Although Appelbaum did not disclose his affiliation before the news broke, he was never asked directly to do so prior to the emergence of the information. This was undoubtedly because, barring a conflict of interest, personal affiliations to student groups are not relevant when evaluating the merits of a ticket. And when finally asked last night, he admitted his membership without hesitation. In contrast, Adam Ramadan (SFS ’14) lied to the press when asked about his affiliation with a secret society on campus, only admitting to it in a statement Wednesday after scrutiny on the secret affiliations of Georgetown University Student Association hopefuls had intensified.

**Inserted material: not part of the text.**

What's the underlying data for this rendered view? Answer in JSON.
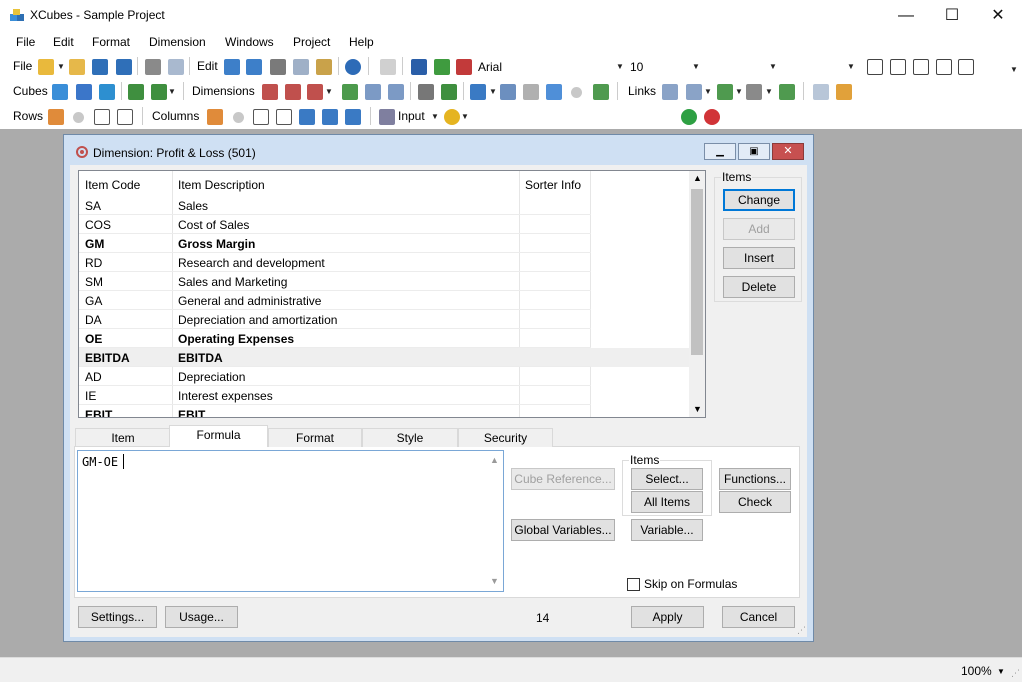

In any case, such revelations only serve as distractions from the substantive issues at stake in the election, and it is unfortunate that this news has overshadowed the final states of the campaign.
Appelbaum and Cleary remain the candidates best suited to lead GUSA into the near future. Ultimately, their policy goals — which include funding reform and student rights advocacy — should weigh on the minds of voters much more than Appelbaum's personal affiliations. Our confidence that Appelbaum and Cleary will best serve the undergraduates on the Hilltop has not wavered.